4. The image forming apparatus according to claim 3, wherein the first guiding member includes a first guiding surface for guiding each protrusion during detachment of the drum unit.

5. The image forming apparatus according to claim 4, further including a second guiding surface for guiding each protrusion during attachment of the drum unit, wherein the first guiding surface and the second guiding surface are different surfaces.

6. The image forming apparatus according to claim 3, wherein the first and second guiding members include triangular shaped faces.

7. The image forming apparatus according to claim 3, wherein the first guiding member includes a diamond shaped face and the second guiding member includes a rectangular shaped face.

8. The image forming apparatus according to claim 3, wherein the second guiding member includes two separate members each including a rectangular shaped face.

9. The image forming apparatus according to claim 1, wherein each photosensitive drum includes a rotating shaft rotatably supported by the housing, and

each rotating member includes a base member coupled to an end of the rotating shaft and being configured so that each protrusion protrudes from the base member.

10. The image forming apparatus according to claim 1, wherein the plurality of photosensitive drums are configured to be arranged in a direction which matches a direction of attachment and detachment of the drum unit to the main body.

11. The image forming apparatus according to claim 1, wherein each protrusion is cylindrically shaped.

12. The image forming apparatus according to claim 1, wherein the guide includes a member with a triangular shaped face.

13. The image forming apparatus according to claim 1, wherein the guide includes a member having a diamond shaped face.

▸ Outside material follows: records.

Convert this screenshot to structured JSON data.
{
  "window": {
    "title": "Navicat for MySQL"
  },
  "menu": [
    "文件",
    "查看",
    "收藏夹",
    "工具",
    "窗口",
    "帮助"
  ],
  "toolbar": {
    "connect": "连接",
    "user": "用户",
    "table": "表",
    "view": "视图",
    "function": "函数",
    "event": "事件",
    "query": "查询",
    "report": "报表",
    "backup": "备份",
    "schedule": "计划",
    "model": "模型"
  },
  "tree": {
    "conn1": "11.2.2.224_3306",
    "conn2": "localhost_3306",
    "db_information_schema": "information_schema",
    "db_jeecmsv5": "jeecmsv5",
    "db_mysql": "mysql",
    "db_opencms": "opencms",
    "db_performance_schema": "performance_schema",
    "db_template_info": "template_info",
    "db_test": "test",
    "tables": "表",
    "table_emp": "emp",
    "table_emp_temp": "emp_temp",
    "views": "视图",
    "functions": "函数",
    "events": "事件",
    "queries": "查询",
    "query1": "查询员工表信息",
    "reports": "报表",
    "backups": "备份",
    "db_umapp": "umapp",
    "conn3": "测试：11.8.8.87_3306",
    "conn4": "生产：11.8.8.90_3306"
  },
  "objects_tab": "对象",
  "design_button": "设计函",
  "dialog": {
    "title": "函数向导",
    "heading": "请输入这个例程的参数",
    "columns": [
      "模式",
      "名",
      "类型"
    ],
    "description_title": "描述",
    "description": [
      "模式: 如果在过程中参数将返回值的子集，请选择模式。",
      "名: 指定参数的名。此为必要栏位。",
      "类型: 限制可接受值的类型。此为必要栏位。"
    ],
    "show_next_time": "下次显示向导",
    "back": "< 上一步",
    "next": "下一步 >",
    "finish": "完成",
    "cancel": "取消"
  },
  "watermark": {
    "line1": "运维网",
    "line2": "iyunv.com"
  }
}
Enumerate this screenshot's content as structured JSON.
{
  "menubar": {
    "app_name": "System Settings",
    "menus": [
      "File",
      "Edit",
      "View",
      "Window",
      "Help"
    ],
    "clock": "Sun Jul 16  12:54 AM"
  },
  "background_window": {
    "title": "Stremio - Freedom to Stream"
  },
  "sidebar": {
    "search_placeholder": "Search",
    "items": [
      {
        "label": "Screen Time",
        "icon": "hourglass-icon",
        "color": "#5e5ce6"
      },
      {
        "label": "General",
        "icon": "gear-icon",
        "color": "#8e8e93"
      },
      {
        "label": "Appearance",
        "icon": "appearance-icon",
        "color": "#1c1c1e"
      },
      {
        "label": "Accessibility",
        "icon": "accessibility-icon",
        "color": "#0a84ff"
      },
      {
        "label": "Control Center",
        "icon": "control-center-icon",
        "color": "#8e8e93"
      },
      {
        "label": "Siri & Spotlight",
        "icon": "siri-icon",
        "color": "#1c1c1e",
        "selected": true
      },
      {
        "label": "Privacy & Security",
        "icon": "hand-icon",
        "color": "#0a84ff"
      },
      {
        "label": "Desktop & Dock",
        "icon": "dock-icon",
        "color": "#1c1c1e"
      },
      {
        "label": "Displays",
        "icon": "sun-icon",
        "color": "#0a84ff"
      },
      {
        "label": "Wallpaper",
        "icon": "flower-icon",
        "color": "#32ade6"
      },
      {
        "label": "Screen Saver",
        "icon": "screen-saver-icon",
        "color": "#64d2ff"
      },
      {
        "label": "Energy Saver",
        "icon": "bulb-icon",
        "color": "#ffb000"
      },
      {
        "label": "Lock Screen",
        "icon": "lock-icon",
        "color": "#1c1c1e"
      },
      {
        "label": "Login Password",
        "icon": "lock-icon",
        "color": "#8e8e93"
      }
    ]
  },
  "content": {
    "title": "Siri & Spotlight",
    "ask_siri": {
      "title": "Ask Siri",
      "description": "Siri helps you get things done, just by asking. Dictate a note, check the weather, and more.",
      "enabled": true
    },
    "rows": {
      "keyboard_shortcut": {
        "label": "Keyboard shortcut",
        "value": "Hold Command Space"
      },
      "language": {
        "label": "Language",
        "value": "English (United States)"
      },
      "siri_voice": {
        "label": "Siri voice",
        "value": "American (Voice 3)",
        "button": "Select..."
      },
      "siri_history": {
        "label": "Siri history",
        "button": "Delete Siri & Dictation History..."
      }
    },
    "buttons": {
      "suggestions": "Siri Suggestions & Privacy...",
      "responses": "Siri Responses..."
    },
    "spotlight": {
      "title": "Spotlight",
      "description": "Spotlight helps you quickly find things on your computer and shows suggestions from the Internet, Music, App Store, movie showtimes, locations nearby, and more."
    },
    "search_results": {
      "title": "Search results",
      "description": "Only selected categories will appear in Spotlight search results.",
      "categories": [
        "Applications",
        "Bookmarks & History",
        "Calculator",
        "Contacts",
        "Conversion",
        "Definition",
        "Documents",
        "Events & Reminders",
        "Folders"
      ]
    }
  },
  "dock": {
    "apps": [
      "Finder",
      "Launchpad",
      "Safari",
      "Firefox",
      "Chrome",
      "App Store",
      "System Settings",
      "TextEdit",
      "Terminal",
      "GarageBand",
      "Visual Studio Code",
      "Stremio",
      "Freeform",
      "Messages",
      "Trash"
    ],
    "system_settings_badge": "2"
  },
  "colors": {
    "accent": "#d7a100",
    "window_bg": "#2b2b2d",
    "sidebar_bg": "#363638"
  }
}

14. A drum unit being attachable to and detachable from a main body of an image forming apparatus comprising:

a plurality of photosensitive drums;

a housing for rotatably supporting the plurality of photosensitive drums,

for each photosensitive drum, a drum gear arranged at an end of the photosensitive drum for transmitting a drive force to the photosensitive drum, and

for each photosensitive drum, a rotating member having a protrusion rotating with the drum gear, the protrusion being arranged at a position away from a center axis of rotation of the photosensitive drum, the rotating member configured to contact a member in the main body of the image forming apparatus,

wherein the drum unit is configured to be attached to and detached from the main body of the image forming apparatus in a direction orthogonal to a longitudinal direction of the photosensitive drums.

15. The drum unit according to claim 14, wherein each protrusion protrudes in the longitudinal direction of the photosensitive drums.

16. The drum unit according to claim 14, wherein each photosensitive drum includes a rotating shaft rotatably supported by the housing, and

each rotating member includes a base member coupled to an end of the rotating shaft, and each protrusion is configured to protrude from the base member.

17. The drum unit according to claim 14, wherein each protrusion is cylindrically shaped.